Friday, January 22, 2010

Spiritual Retreatants
















Living in Tiruvannamalai offers seekers many opportunities for retreats and satsangs. Here one sees the full spectrum of spiritual aspirants: the newly curious, the monks, the new-agers, etc. The 

diverse paths from which they come are revealed by behaviors ranging from concentrated introspection to flamboyant extroverted expressions of spiritual community and togetherness. Some time ago I immersed myself in solitary retreat at a center in southern Colorado. Many many years later while at the Ramana Maharshi Library in Tiruvannamalai I happened to read an interview with Father William MacNamara, the head of the Spiritual Life Institute whose retreat center I had attended.

He exposes the variety of pre-conceived beliefs people bring with them to retreats in a relevant, uncluttered, matter of fact way. We have all had the occasion to witness these personality types. Some readers may even see themselves being described!
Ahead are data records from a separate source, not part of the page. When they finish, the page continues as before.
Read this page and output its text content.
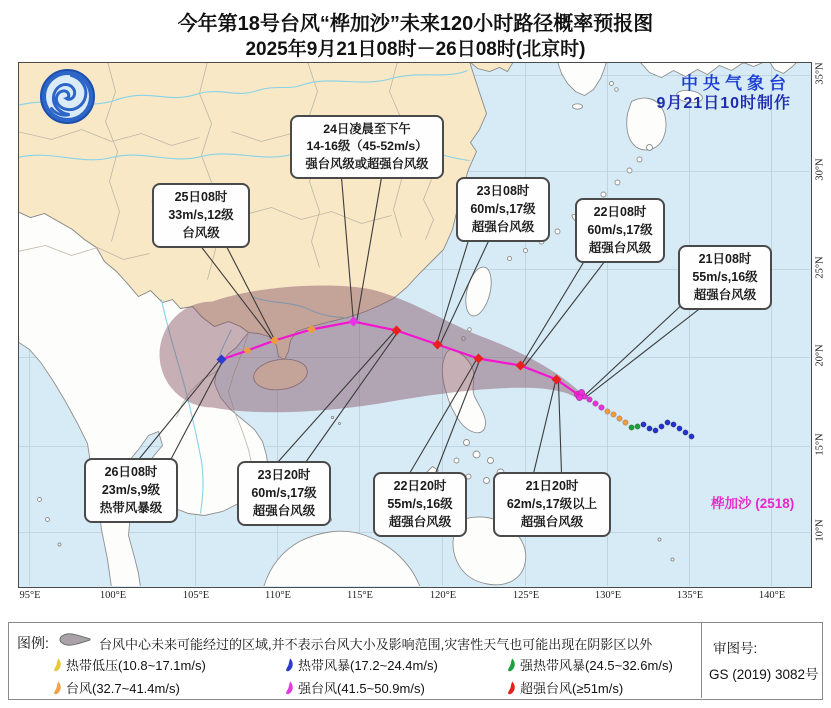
今年第18号台风“桦加沙”未来120小时路径概率预报图
2025年9月21日08时－26日08时(北京时)
中央气象台
9月21日10时制作
桦加沙 (2518)
21日08时
55m/s,16级
超强台风级
22日08时
60m/s,17级
超强台风级
23日08时
60m/s,17级
超强台风级
24日凌晨至下午
14-16级（45-52m/s）
强台风级或超强台风级
25日08时
33m/s,12级
台风级
26日08时
23m/s,9级
热带风暴级
23日20时
60m/s,17级
超强台风级
22日20时
55m/s,16级
超强台风级
21日20时
62m/s,17级以上
超强台风级
图例:	台风中心未来可能经过的区域,并不表示台风大小及影响范围,灾害性天气也可能出现在阴影区以外
热带低压(10.8~17.1m/s)	热带风暴(17.2~24.4m/s)	强热带风暴(24.5~32.6m/s)
台风(32.7~41.4m/s)	强台风(41.5~50.9m/s)	超强台风(≥51m/s)
审图号:
GS (2019) 3082号
95°E	100°E	105°E	110°E	115°E	120°E	125°E	130°E	135°E	140°E
35°N
30°N
25°N
20°N
15°N
10°N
I offer this quote to poke fun at
the personal baggage many retreatants still carry with them into the inner sanctuary, a place where all needs to be discarded.

During satsangs, I used to have a sign at my door which read: Leave all your concepts at the door, along with your shoes.

The following quote is from that interview transcribed in the book "Speaking of Silence," Christians and Buddhists on the Contemplative Way, edited by Susan Walker. 1987, Paulist Press, New Jersey.



Some people find it difficult: the overly fastidious who aren't rugged enough; the health food "freaks" who fuss over what they eat, the pseudo-pious who like to hold hands and "share" prayer, who wallow in unctuous grooving on Jesus and talk casually and glibly about him; the excessively horizontal people looking for chummy rap sessions, blissful camaraderie and hugs and kisses at the sign of peace; the "psych-idolaters" who turn psychology into religions and tell you "where I'm at" or "where I'm coming from" and try to bulldoze their way into your inner sanctuary; the pseudo-independent who have no appreciation of the centrality of obedience in the spiritual life; those who use contemplation and prayer as a cop-out, an escape from reality, or a painkiller.

Friday, January 15, 2010

When Sadhana Goes Wrong
















Making extreme distinctions between what is "sadhana" and worldly life creates an oppositional and unfriendly world - the more extreme the distinctions, the greater the proportion of separateness.


At some point the tension between the two is unbearable, as in the case of a sadhu who was my neighbor at one time, and she began to see the world as hostile to her and "her sadhana."

The irony is that by definition sadhana would imply a seeking of Self, or Oneness, non-duality Consciousness; but, constantly reinforcing distinctions between what is considered "spiritual" and non-spiritual creates an even greater duality field with a stronger ego to see and project itself as good (interpreted as spiritual) opposed to forces bad (interpreted as non-spiritual).

She polarized even to the extent of not living a satvic lifestyle: not taking care of her living space, rationalizing that even maintaining cleanliness, etc. took time away from sadhana.

It took on at last a messianic complex: her spiritual ego. At some point the pretense of acting "spiritual" was not able to be sustained. The fall from Grace was anti-climactic. And it was a hard fall. She had to be taken away to a mental ward. The very obstacle from which sadhana is hoped to set one free from, the mind, became her prison in the end.